He is referring, of course, to how Robin left a puzzle for them to solve the other day, but she'd taken it out of the box in order to hide the original picture. "This way you just gotta put the pieces together without orientation or any idea how it's supposed to look like. Isn't it fun?!" she exclaimed and Raymond said the same he says now. That it really wasn't.
He sees there's a lot of greens and purples. A lot of blurry splotches of colour. So far, they have the top part. Or is it the bottom? It could be turned upside down, depending on what the original is. It looks like the sky, with treetops framing it (or some kind of lake, with grass around it).
Completely lost, he looks up at Eddie, hoping he'd have a suggestion on how to approach this. Yet, Eddie is already looking back at him. He's smiling wide, the dimple on one of his cheeks deeper than the other, fingers rubbing the line of his sharp jaw.
"What is it?"
He doesn't waste a fucking second knocking the air out of Raymond's chest. "You're cute when you pretend to be angry."
"And you, you're making me actually angry."
He is basically seconds away from screaming. They're trapped inside, hiding from the police with a murderous supernatural creature on the loose and all Raymond can think about is Eddie. Eddie, Eddie, Eddie. Eddie's lips as he smirks and brushes the comment off, Eddie's eyes as they return to the puzzle, Eddie's gasp of surprise when he snaps his fingers and seems to finally realise what this is all about.
"Monet!" he shouts and sets his chocolate milk down on the floor. "It's Claude fucking Monet."
All Raymond can do is laugh, having forgotten that beneath the tattoos, the cigarettes and the leather, this man is a nerd at heart.
He allows himself to be bold.
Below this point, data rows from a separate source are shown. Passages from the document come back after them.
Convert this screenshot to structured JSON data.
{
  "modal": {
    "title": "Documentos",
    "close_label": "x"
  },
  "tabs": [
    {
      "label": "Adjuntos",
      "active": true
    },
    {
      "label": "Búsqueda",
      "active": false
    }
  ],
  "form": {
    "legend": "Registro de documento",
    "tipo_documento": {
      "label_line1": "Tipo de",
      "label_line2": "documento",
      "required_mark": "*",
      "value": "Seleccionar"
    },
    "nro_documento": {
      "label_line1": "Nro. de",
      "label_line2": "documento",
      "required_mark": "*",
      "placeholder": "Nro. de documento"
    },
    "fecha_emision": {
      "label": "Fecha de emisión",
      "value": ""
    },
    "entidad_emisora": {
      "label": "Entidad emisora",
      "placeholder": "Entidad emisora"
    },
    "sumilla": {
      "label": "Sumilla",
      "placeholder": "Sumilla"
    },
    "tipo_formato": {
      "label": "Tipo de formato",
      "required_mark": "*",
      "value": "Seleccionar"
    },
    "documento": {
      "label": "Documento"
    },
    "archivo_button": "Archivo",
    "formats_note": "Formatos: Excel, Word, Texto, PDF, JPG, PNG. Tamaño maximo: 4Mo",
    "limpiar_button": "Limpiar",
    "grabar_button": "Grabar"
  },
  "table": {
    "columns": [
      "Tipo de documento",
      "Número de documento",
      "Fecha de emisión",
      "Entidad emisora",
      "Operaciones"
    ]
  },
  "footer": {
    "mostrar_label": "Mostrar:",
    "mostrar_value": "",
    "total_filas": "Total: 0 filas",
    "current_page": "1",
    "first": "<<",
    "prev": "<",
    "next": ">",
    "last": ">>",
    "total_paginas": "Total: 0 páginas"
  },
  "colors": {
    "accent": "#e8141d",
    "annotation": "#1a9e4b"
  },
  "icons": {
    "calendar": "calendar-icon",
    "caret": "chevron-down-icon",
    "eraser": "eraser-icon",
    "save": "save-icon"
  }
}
Hell, they'll probably die anyway, why should he hold back on something that Eddie might not even read enough into!
Yet, when he shuffles over, seemingly casual as ever, and rests his head in Eddie's lap, there is one hell of a reaction.
First, Eddie freezes. A puzzle piece that he was about to find a place for drops from in between his fingers and Raymond hears the hitch in his breath
Bad fucking idea, Park. He can hear it, muttered in Eddie's voice, even if he does not say it. His heart sinks as he feels the burn creep up his neck in pure shame. He lifts his head, ready to stand up and walk away --- now's a great time to dig that hole, Raymond! --- but something prevents him from doing so.
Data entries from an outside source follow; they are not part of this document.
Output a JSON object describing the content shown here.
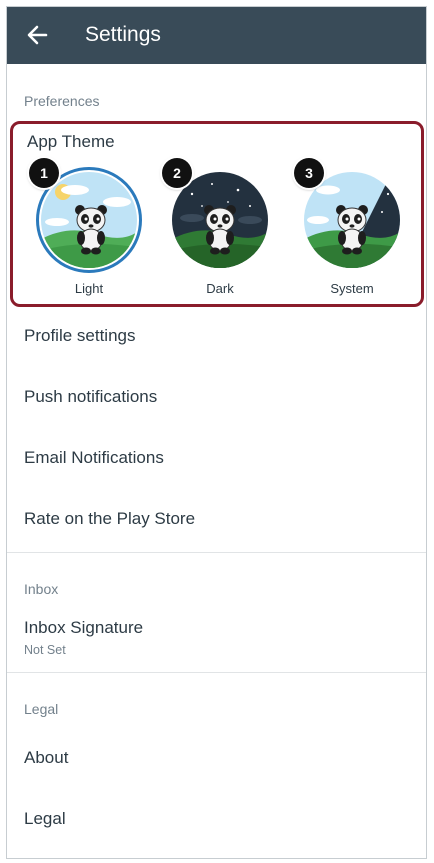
{
  "toolbar": {
    "title": "Settings",
    "back_icon": "arrow-left-icon"
  },
  "preferences": {
    "header": "Preferences",
    "app_theme": {
      "title": "App Theme",
      "selected": "Light",
      "highlight_color": "#8a1c2b",
      "options": [
        {
          "badge": "1",
          "label": "Light"
        },
        {
          "badge": "2",
          "label": "Dark"
        },
        {
          "badge": "3",
          "label": "System"
        }
      ]
    },
    "items": [
      {
        "label": "Profile settings"
      },
      {
        "label": "Push notifications"
      },
      {
        "label": "Email Notifications"
      },
      {
        "label": "Rate on the Play Store"
      }
    ]
  },
  "inbox": {
    "header": "Inbox",
    "signature": {
      "label": "Inbox Signature",
      "value": "Not Set"
    }
  },
  "legal": {
    "header": "Legal",
    "items": [
      {
        "label": "About"
      },
      {
        "label": "Legal"
      }
    ]
  },
  "colors": {
    "toolbar": "#394b58",
    "selection_ring": "#2b7abc",
    "text": "#2d3b45",
    "muted": "#73818c"
  }
}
There's a hand on his head, gentle as ever, rings cold against his scalp. "Don't." The voice is barely there as Eddie lowers his head back onto his lap hesitantly. "It's nice."
Bad fucking idea. Abort. Abort. Abort.
In an attempt to get closer, to make sure, he's gotten himself in trouble. In so much trouble. How is he supposed to breathe with how gentle Eddie's being right now? He's running his fingers through the dark locks of hair, slowly and delicately, tracing the piercings on Raymond's ear, the freckles dusting over his cheeks. The puzzle lies on the floor, forgotten. A Fleetwood Mac song is playing.
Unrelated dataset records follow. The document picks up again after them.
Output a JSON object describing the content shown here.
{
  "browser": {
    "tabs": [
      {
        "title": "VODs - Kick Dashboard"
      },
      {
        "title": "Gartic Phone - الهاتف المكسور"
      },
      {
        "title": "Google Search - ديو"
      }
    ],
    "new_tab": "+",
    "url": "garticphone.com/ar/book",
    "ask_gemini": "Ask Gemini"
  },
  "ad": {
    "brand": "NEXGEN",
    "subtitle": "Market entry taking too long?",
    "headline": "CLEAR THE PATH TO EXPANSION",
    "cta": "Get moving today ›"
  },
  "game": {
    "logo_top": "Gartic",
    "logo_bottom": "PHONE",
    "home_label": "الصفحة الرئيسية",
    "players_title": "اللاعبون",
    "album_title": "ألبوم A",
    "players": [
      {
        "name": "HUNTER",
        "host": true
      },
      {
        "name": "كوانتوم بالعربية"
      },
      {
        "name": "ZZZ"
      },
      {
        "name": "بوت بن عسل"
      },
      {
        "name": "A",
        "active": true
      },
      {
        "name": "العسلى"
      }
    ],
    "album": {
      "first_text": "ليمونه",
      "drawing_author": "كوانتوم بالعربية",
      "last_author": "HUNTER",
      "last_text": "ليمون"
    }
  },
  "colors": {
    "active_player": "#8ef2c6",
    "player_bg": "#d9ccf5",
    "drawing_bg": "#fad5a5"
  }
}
He stares up at Eddie. There's a crease between Eddie's eyebrows, barely present, but here to remind them they're here on borrowed time, together, alone, waiting for something to happen. For the world to end or to be saved.
"Are you ever afraid?" he whispers, feeling his voice break.
Eddie stays silent for a few long seconds. His eyes fall shut, lashes wet. When they open again it's to look at Raymond. There's a rawness to his gaze that wasn't there before.
"All the time," Eddie confesses.
"What do you fear?"
The sun is setting slowly. Eddie's face is painted pink and orange, warm with something more than just the sun. He's beautiful.
"Nothing and everything," he says, chuckling. "Losing people. Losing myself in the chaos. Dying." A pause. "Staying alone in this."
Despite the lump in his throat, Raymond manages to grin. "Oh, look at you! You don't wanna lose me, Munson, do you?"
Eddie doesn't smile. "I don't."
The lump grows. It festers, sour and poisonous and Raymond fears he might choke. "Shit." His expression falls. "It's okay, not wanting to be alone. I don't mind it. I like having you around, too."
That's all this is. Two boys --- men --- so terrified of death and insanity that they grow closer in ways they aren't supposed to. Eddie's just looking for someone to hold. Someone to go with him through this. But Raymond is falling. Too quickly and too far.
It doesn't matter, he tells himself. Whatever Eddie needs, he can be just that. He can use the situation, take the opportunity, like he always does when it comes to love, all just to feel something real. Anything real.
He should have learned his fucking lesson already.
"Goddamn it, Park," Eddie whispers. A hand comes down to cradle Raymond's jaw like it did hours ago when they were drunk, barely conscious, when everything was allowed and everything made sense. Now, everything has a meaning to it. A price.
"What is it?" He forces his gaze up, away from Eddie's lips and to meet his eyes, but it doesn't last.
"I think I'm about to do something really stupid."
Raymond's headache is numbing. It's a thumping in the back of his skull that could be his heartbeat spreading through him, his heart attempting to flee before it gets shattered.
The space between them grows smaller and Raymond isn't sure if it's just Eddie leaning down or him lifting himself up. Maybe it's Eddie's fingers in his hair bringing him closer. Eddie's breath stirs against Raymond's lips, nose brushes against his. Raymond can't breathe, every piece of him longing for a taste, to feel him close, to hold him until the sun falls and rises again, until the earth stops spinning.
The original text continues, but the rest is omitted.